Sunday, 2 January 2011

persimmon rolly buns


I impulse bought many persimmons. I couldn't help it. They were perfectly ripe, and calling out to me, and really, really cheap. Soooo... persimmon rolls, anyone? On the weekends when I am home (or sometimes even when I'm at other people's houses and they don't mind me taking over the kitchen), I make rolly buns for breakfast. I have a made-up (and deeply silly) song that I sing while I make them. Every week is different (both the song and the buns), and I usually just make 'em up (both the song and the buns) as I go along. Anything, really: green tea, almond, red bean, pear, aniseed-fig, pumpkin, chestnut, date, olives and herbs, smoked tofu... nothing is safe from my rolly-bun plots and schemes. This week, it's persimmon. And because I love y'all, I actually wrote down the recipe as I went along.

I love persimmons, but I don't usually like persimmon bread. These fruits are so sweet and delicate, it seems overwhelming to add sugar to them, and then weigh them down with piles of oil. These buns are light and chewy, and the cherries make things interesting without falling into the realm of sticky-sweetness. You can easily substitute coffee for the tea, if you've only got coffee on hand. In that case, I'd recommend using cinnamon, or even a sprinkle of grated chocolate, in place of the rosewater. You could also add grated apple to the buns... just spread it on the dough along with the cherries if you want.

dry:
2 1/2 ww spelt flour
3/4 c chickpea flour (or soy flour)
1 tbs gluten powder
1 tsp ground cardamom
2 tbs assam tea leaves
1 tbs instant yeast
pinch salt

wet:
pulp from 5 very ripe persimmons (big ones)
1/2 tsp vanilla extract

rolly:
rosewater
1 cup dried sour cherries (or 1/2c dried cherries and 1/2c walnut pieces)
soy or almond milk

Mix together dry ingredients. Add wet ingredient. Stir until you have a dough but don't bother kneading it. This will be a wet dough, and look more like a quickbread than a yeasted bread at this point. Cover with a clean dishcloth and leave to rise in a cool place overnight. For those of you who live in countries where it's actually warm, or have discovered the wonder of central heating and insulation, you may want to put the dough in the fridge.

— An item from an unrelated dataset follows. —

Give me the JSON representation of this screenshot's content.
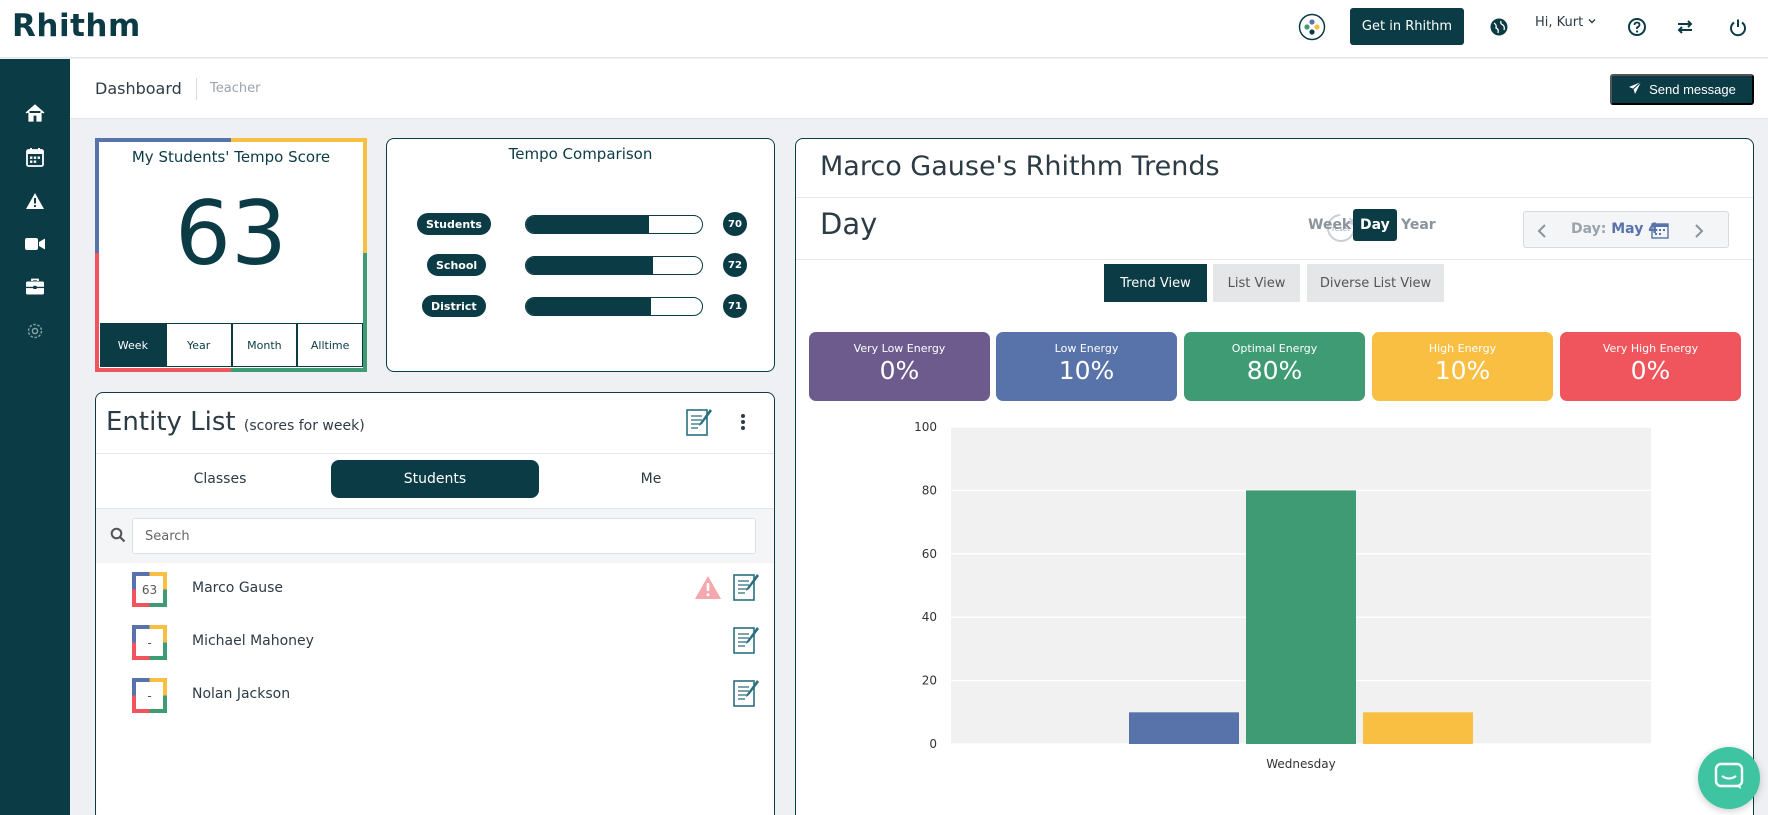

The next morning, dump out your dough on a heavily floured surface. Knead briefly to incorporate enough flour that the dough holds together. This will be anywhere from 1/2 to 1.5 cups of extra flour. Roll into a rectangle. Mine was smaller than a standard rectangular cookie sheet, but just. I usually roll my dough out on a silicone baking mat, which saves me having to wash the countertop afterwards. Plus, then I know that to make 4-6 buns, I need a square of dough that just barely fits on the mat. See? Easy peasy. The important thing is that the dough should be about as thick as your thumb. Brush with rosewater and then sprinkle with cherries (the rectangle of dough, not yourself, unless you have extra rosewater and cherries). Roll up the dough so that you end up with the shorter, fatter cylinder rather than the longer, skinnier one (though you could always make tiny buns by ignoring me here). You can either make 4 ginormous buns, or 6 normal size ones, depending on where you stand on eating baked goods that are larger than your head. Personally, I find that eating anything larger than my head is a bad idea. Place rolly buns in a greased pan that you have then sprinkled with cornmeal (or flour), brush with soy or almond milk, and let sit for 30-40 minutes. During this time, preheat your oven to damn hot (250C). When the oven is hot, put a metal cup of water in there, and then your buns. Disarm the fan assist if you have one. Learn from my mistakes (and burnt rolly buns). Bake at high heat for 10 mins, then drop the heat to 180C, and bake for another 25-35 minutes (depending on the size of your buns). When you take the buns out of the oven, brush them again with milk spiked with a bit of rosewater. Let cool for a few minutes, and then gently extract them from the pan. These are a real treat if you eat them still warm, and hold up well to toasting the next day.

singing: the rolly bun song. You'll just have to make up your own when you cook them. Go on. You know you want to.